We feel we have been left with no option
Nipsa chairwoman says after 13 years of pay negotiations, a strike was inevitable
Published 26/09/2007 | 10:52
An Ulster classroom assistant today said Nipsa members have been forced to strike to secure the proper education of thousands of Ulster schoolchildren.
Janette Murdock, a classroom assistant at Tor Bank School in Dundonald and chair of the SEELB branch of trade union Nipsa, said Government proposals will lead to a dramatic reduction in the level of education delivered to children across the province.
She explained that classroom assistants across the province felt they had no option, but to strike after 13 years of negotiations.
And speaking from the picket line at Tor Bank School this morning, she claimed she has never encountered such strength of feeling among her profession.
"I have been a classroom assistant for about 14 years and I have never seen classroom assistants so angry," she said.
"Everyone is just fed up and we feel we have been left with no other option but to strike. We are also getting tremendous support from the public and parents who realise what an important role we play in the education of their children.

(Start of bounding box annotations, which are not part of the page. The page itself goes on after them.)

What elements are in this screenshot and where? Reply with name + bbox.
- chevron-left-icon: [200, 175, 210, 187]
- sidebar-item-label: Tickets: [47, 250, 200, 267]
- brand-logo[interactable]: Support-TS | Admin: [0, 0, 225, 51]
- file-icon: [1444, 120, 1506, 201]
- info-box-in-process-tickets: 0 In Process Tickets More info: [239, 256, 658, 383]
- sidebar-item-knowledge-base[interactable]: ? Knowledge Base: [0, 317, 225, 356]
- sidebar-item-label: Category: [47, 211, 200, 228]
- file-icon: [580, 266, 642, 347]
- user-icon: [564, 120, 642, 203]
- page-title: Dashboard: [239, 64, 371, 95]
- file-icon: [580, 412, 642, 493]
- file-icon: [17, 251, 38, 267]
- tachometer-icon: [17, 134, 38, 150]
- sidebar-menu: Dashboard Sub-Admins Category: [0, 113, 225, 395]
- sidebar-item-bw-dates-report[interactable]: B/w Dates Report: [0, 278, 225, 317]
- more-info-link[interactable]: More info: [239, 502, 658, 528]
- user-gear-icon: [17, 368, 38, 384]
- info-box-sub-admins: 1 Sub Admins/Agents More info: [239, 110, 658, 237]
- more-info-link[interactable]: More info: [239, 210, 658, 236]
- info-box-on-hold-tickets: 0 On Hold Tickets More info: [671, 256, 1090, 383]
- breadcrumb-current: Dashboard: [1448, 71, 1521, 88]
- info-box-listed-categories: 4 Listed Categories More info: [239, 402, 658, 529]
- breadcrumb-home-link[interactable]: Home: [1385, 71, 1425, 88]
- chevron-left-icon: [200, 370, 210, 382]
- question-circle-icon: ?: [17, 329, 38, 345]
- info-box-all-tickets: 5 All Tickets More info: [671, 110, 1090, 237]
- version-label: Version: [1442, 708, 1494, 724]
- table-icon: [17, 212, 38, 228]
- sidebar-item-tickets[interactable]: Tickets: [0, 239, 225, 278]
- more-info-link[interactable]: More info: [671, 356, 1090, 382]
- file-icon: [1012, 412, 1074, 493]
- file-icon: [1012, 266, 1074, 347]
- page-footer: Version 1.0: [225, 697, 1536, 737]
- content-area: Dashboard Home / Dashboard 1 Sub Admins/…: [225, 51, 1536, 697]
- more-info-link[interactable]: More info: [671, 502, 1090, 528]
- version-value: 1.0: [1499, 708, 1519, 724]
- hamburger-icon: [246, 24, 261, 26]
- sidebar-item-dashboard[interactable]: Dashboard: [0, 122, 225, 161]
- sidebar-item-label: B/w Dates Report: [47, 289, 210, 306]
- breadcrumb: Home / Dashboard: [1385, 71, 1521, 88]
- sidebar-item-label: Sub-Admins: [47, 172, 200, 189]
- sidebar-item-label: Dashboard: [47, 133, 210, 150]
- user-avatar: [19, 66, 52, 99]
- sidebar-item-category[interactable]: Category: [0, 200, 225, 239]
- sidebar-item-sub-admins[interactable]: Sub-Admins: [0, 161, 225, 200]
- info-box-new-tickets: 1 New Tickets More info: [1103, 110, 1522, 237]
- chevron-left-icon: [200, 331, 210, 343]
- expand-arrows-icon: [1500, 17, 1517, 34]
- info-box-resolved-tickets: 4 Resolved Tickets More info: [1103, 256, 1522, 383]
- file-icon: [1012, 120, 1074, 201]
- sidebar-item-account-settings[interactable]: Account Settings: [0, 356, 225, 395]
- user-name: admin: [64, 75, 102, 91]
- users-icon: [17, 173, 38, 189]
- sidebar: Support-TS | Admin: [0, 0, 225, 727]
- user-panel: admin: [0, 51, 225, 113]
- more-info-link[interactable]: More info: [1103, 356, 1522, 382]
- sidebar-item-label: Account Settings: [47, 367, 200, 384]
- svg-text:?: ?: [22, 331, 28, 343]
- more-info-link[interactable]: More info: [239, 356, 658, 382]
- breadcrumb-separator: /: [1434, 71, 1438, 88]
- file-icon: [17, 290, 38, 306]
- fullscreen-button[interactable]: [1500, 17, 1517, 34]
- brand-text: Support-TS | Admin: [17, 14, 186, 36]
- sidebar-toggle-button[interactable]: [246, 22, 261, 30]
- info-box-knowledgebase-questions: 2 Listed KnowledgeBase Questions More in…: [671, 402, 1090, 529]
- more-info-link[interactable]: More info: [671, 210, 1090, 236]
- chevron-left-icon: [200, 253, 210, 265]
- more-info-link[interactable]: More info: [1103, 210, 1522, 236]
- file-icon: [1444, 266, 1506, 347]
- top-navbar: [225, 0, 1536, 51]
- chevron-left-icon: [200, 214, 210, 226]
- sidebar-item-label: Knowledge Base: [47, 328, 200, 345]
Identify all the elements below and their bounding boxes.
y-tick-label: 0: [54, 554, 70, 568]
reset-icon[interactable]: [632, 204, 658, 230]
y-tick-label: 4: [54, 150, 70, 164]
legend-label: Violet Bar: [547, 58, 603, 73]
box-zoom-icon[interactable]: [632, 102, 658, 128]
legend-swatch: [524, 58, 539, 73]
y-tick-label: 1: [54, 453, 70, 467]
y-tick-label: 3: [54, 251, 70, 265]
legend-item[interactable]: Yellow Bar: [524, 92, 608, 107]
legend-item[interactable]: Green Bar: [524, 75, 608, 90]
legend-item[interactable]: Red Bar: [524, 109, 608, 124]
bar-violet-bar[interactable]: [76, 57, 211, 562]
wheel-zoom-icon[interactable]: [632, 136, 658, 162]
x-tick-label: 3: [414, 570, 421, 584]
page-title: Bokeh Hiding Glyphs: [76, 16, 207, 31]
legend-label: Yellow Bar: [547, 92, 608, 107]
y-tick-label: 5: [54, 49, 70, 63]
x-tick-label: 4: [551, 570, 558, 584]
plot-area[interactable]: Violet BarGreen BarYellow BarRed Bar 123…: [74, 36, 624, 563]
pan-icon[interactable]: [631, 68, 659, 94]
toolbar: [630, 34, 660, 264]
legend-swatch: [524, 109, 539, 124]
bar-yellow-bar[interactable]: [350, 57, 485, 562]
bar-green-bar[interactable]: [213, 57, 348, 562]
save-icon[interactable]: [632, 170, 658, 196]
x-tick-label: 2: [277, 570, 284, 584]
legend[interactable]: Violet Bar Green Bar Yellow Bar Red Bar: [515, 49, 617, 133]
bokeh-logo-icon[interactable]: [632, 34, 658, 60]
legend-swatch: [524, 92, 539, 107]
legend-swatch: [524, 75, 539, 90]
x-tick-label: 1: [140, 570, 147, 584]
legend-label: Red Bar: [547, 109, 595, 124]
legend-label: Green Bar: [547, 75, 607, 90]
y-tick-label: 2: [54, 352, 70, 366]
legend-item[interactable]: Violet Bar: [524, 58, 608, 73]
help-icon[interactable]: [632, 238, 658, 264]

"The role of the classroom assistant within the school is to help children in the room by working very closely with the teacher to implement the curriculum and to help the children reach their own personal goals.
"Clearly, every classroom assistant is concerned about the welfare of the pupils, otherwise they would not be doing the job. We want to see all pupils achieve the best they can in school.
"Eventually the whole job will be downgraded to unqualified lower paid staff and all we are asking is that our wages reflect our responsibilities.
"No-one wants to go out on strike, but we don't feel we have any other option. Under the terms we are being asked to accept, the children and classroom assistants are going to suffer so we will not be stopping until our terms are met."